Observez-vous une évolution des attentes chez les nouveaux entrepreneurs faisant fortune rapidement ?
Leurs préoccupations sont les mêmes que celles des générations précédentes ou plus « classiques » : que faire de mon patrimoine ? quel en est sa finalité ? comment le transmettre ?… Les questions sont exactement les mêmes ! Néanmoins, il est vrai que ces entrepreneurs sont traités de façon un peu différente car ils prennent généralement des décisions plus rapidement, fonctionnent plus en réseau et utilisent les nouveaux outils de communication et d’information.
Dans les investissements des familles fortunées, notez-vous une plus grande appétence pour l’ISR ?
Les familles se sont toujours préoccupées des sujets sociaux. En tant que dirigeantes d’entreprise, ces familles ont bien conscience de leur rôle dans la société. Nos clients sont bien évidemment conscients des enjeux environnementaux. Et comme ils sont davantage acteurs de leur patrimoine, leurs investissements doivent respecter des critères sociaux et environnementaux, toujours avec une vision sur le très long terme. On note également leur appétence autour de la thématique de la réindustrialisation de la France.
Par ailleurs, la philanthropie a toujours été une dimension forte pour les familles que nous accompagnons et la nécessité de donner une finalité à leur patrimoine.
Quels services proposez-vous à vos membres ?

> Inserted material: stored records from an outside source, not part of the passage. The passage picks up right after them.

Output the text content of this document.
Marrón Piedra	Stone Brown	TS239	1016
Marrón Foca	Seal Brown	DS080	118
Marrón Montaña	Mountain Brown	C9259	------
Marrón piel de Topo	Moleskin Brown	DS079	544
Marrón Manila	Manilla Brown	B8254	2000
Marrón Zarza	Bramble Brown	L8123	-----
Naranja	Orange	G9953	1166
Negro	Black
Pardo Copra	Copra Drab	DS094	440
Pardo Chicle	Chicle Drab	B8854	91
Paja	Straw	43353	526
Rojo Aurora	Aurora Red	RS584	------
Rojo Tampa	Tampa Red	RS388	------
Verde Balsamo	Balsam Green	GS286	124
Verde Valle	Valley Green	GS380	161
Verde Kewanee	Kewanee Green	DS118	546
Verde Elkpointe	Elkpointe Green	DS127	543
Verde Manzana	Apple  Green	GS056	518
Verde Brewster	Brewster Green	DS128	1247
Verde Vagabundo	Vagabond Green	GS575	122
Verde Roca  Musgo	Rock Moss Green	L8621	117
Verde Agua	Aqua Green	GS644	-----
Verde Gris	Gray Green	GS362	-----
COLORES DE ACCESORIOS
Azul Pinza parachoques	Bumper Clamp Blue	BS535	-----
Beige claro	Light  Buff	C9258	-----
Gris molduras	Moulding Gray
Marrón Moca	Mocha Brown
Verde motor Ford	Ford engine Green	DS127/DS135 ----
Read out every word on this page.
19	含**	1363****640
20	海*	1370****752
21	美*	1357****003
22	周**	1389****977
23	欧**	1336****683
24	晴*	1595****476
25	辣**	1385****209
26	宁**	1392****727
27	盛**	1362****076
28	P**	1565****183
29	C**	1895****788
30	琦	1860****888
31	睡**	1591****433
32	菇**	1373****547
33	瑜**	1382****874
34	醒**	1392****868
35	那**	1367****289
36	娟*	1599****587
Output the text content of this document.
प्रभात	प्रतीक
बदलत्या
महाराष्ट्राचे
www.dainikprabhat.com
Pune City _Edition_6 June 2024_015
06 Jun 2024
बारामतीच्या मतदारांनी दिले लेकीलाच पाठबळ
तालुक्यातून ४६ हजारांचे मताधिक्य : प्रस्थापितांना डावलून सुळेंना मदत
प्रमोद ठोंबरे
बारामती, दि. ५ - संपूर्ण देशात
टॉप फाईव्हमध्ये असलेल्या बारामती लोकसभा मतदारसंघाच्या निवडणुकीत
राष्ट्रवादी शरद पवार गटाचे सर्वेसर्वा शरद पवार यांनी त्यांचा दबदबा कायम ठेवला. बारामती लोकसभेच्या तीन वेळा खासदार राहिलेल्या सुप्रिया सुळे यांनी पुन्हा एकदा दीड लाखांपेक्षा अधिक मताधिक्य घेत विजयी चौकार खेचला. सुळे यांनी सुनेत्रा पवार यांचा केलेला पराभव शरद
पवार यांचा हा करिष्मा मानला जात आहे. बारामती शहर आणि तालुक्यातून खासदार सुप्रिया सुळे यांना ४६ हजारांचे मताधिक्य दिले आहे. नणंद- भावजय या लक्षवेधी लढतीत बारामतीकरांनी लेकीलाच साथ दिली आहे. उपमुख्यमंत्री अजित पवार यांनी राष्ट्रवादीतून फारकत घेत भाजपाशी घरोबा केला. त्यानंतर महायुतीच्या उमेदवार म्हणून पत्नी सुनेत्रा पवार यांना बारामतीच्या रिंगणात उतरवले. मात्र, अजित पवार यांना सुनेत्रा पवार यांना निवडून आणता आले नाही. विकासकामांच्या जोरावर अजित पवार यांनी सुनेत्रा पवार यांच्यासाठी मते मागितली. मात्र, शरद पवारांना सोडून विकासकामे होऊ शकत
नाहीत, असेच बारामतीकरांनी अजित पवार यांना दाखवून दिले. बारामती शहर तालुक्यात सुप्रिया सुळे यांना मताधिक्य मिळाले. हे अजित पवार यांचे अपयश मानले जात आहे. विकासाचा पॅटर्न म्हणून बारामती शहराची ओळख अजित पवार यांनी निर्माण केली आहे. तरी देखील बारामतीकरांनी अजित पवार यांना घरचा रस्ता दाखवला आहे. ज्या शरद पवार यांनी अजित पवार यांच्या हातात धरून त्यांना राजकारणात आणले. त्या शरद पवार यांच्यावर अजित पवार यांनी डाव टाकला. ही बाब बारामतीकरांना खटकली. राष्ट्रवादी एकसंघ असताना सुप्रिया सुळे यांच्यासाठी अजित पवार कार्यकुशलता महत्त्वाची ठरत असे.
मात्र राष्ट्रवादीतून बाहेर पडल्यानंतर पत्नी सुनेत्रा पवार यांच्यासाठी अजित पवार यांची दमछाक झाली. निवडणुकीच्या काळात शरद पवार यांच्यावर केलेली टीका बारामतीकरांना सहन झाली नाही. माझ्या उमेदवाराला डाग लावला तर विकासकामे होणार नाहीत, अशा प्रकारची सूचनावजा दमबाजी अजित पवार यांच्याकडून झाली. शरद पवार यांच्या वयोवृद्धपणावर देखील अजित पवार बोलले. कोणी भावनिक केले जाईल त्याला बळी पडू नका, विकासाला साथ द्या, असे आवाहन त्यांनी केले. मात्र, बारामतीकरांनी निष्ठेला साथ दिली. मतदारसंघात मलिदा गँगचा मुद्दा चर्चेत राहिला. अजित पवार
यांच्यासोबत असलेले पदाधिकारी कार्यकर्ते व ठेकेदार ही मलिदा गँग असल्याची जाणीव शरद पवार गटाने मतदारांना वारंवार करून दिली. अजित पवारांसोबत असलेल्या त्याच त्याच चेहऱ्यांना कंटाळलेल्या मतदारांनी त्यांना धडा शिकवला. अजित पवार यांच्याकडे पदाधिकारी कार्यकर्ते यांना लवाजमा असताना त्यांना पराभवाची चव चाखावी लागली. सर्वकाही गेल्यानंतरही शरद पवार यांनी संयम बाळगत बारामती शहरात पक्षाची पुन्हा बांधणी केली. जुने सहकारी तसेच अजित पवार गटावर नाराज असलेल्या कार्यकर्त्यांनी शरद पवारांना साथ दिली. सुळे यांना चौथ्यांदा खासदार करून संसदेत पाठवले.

L’Affo dispose de différentes commissions qui rendent compte de leurs travaux avec des newsletters régulières sur l’immobilier, des afterworks organisés par la commission sur l’investissement durable… Des livres blancs thématiques sont également édités chaque année : « Les actifs privés » en décembre prochain, « L’allocation d’actifs » l’an passé, « L’Investissement socialement responsable » en 2021 ou encore « La gestion des Risques » en 2020.
Tant au niveau national que régional, nous proposons également de nombreuses animations tout au long de l’année, Au niveau national, nous avons récemment lancé « La journée du family office by Affo », qui a eu lieu début juillet sur le thème « Faire confiance aux nouvelles générations », et organisons chaque année nos rencontres annuelles en décembre. Au niveau régional, nous avons mis en place plusieurs délégations, d’abord dans les régions Auvergne-Rhône-Alpes, représentée par Martine Collonge, et Paca, représentée par Françoise Vial-Brocco, puis récemment dans le Grand Ouest, représentée par Yuna Marquis et Alexandre Maillard, et prochainement dans le Grand Est.
Nous avons aussi souhaité permettre à un plus large public d’exercer ou d’appréhender notre profession avec la création du certificat Métiers du family office en collaboration avec l’Aurep, ce qui a également permis de donner un joli coup de projecteur à notre métier. En 2024, il s’agira de la cinquième édition.